Friday, May 13, 2016

My Ammerrikka: Going Postal

There’s this post office in southern California that has long lines and two clerks, both women, one Hispanic, one white.

The Hispanic lady is most probably Mexican with roots in the area longer than most of the transplants. She has an edge of course like most postal workers that makes you think she can throw the evil eye at will, or snap at you at any moment; and if you really bug her, she also can reroute your package via the slow train to Kazakhstan. She would prefer not to do this so try not to bug her. Be nice. Underneath all that implied going postal threat however, she really seems rather nice.
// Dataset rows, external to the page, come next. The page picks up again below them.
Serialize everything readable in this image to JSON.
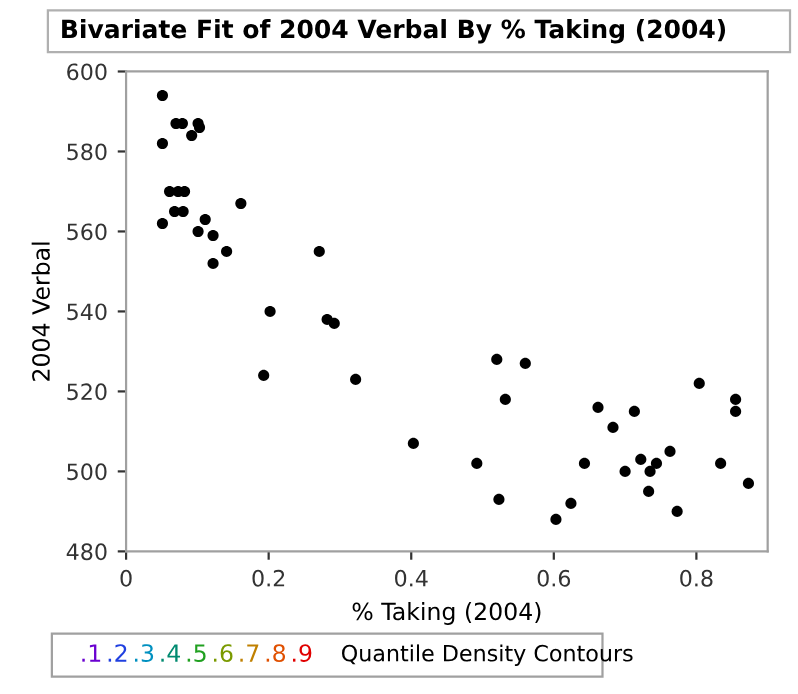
{
  "chart_data": {
    "type": "scatter",
    "title": "Bivariate Fit of 2004 Verbal By % Taking (2004)",
    "xlabel": "% Taking (2004)",
    "ylabel": "2004 Verbal",
    "x": [
      0.051,
      0.07,
      0.079,
      0.101,
      0.103,
      0.092,
      0.051,
      0.061,
      0.073,
      0.082,
      0.068,
      0.08,
      0.111,
      0.051,
      0.101,
      0.122,
      0.161,
      0.141,
      0.122,
      0.271,
      0.202,
      0.282,
      0.292,
      0.193,
      0.322,
      0.403,
      0.492,
      0.523,
      0.532,
      0.52,
      0.56,
      0.603,
      0.624,
      0.643,
      0.662,
      0.683,
      0.713,
      0.7,
      0.722,
      0.735,
      0.744,
      0.733,
      0.763,
      0.773,
      0.804,
      0.834,
      0.855,
      0.855,
      0.873
    ],
    "series": [
      {
        "color": "#000000",
        "values": [
          594,
          587,
          587,
          587,
          586,
          584,
          582,
          570,
          570,
          570,
          565,
          565,
          563,
          562,
          560,
          559,
          567,
          555,
          552,
          555,
          540,
          538,
          537,
          524,
          523,
          507,
          502,
          493,
          518,
          528,
          527,
          488,
          492,
          502,
          516,
          511,
          515,
          500,
          503,
          500,
          502,
          495,
          505,
          490,
          522,
          502,
          518,
          515,
          497
        ]
      }
    ],
    "xlim": [
      0,
      0.9
    ],
    "ylim": [
      480,
      600
    ],
    "xticks": [
      0,
      0.2,
      0.4,
      0.6,
      0.8
    ],
    "yticks": [
      480,
      500,
      520,
      540,
      560,
      580,
      600
    ],
    "grid": false,
    "marker": "circle",
    "annotations": [
      ".1",
      ".2",
      ".3",
      ".4",
      ".5",
      ".6",
      ".7",
      ".8",
      ".9",
      "Quantile Density Contours"
    ]
  }
}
Down to earth. Competent, motherly, warm, overweight, middle aged, wise, indigenous. Thick, slightly wavy black hair in a pony tail, no makeup. No pretense, warm smile, nobody’s fool. If she didn’t hold the sovereign power of the U.S. mail over me, I might even like her. I was hoping to get her when my turn came, but that’s not how it worked out. I got the other lady instead.

Oh, the vagaries of the bureaucracy! Life is a crap shoot, is it not? Have you not had certain unfortunate, bad luck-of-the-draw experiences at your own supermarket or bank? Yes, as it turned out, I got the lady who thinks she is Veronica Lake- sultry, gamin screen legend of the 1940’s who played opposite Joel McCrea in Sullivan’s Travels, Preston Sturges' madcap, classic social satire of Ammerrikka during the height of the depression. Lake's slightly cocker spaniel hair became iconic for its "peek-a-boo" style: shoulder length blond tresses covering one eye and part of the face, a distinct come-hither look. Except that the postal Veronica Lake is not a gamin but elderly- early sixties- and the tresses though carefully coiffed are pure iron gray. She is thin like the star of old, wears lots of make up though neatly applied, rimless eyeglasses and sounds a bit like Billie Burke in The Wizard of Oz. 

Retro Hollywood splendor, a steamy vapor that seeps through the San Andreus fault and envelops all the surrounding towns. 

Already I’m missing my gum cracking, not so cuddly black postal gal back in the Bronx- sassy, no bullshit- but my package will get there, and if it doesn’t, it won’t be her fault.

But back to the postal Veronica Lake, who considers the people on the line to constitute her rightful audience. It’s the first week of May and she addresses her audience: Mother’s Day already! Anyone know any good Mother’s Day jokes? Ha Ha. And she winks mischievously like a starlet of the forties while continuing to stamp parcels. The only thing that comes to mind in the way of jokes is that back where I come from, “mother” is half a word, but I desist. She likes to wink a lot in that knowing, playful way and yet I do not feel she is happy, or particularly nice.

When my turn comes she comments on the fact that I am sending a package to New York. Are you from New York? Just visiting? Tourist? Disney? Family? Wanna live here? Wanna go back? Too much crazy California stuff? Ha Hah. And she winks. The questions are fired off in succession one after another with no pausing for answers, not that I want to. What I really want is for her to shut up. I feel she is angry though she is smiling. Yet because I wish the package to reach its destination before the end of the following summer, I politely inquire if she is from California.

Bingo! Oh yes, four generations! We go waaay back! She’s ebullient, smug. She winks as she says this. As I make my way toward the door, hoping not to have incurred too much further wrath, she yells after me: Mayflower too!

Mayflower! Well I’ll be gosh darned. . . .

Turns out I asked the right question after all. She was able to do her schtick, pull rank, on me, clueless Noo Yawk child of immigrants that I am, and the indigenous Latina too, who has to work next to this person ‘till time immemorial, and whom the gods decreed would not be my postal clerk on that particular day.

Preston Sturges where are you when we need you??? You never would have ended it like this.


1 comment:

  1. I feel somehow comforted by this Hollywood postal experience . It isn't just me who spends the long, long line time fretting about which clerk will deign to take my package. I love theVeronica Lake look alike who is as mean as bullets. Gimme my own no bull babe at the 112th USPS.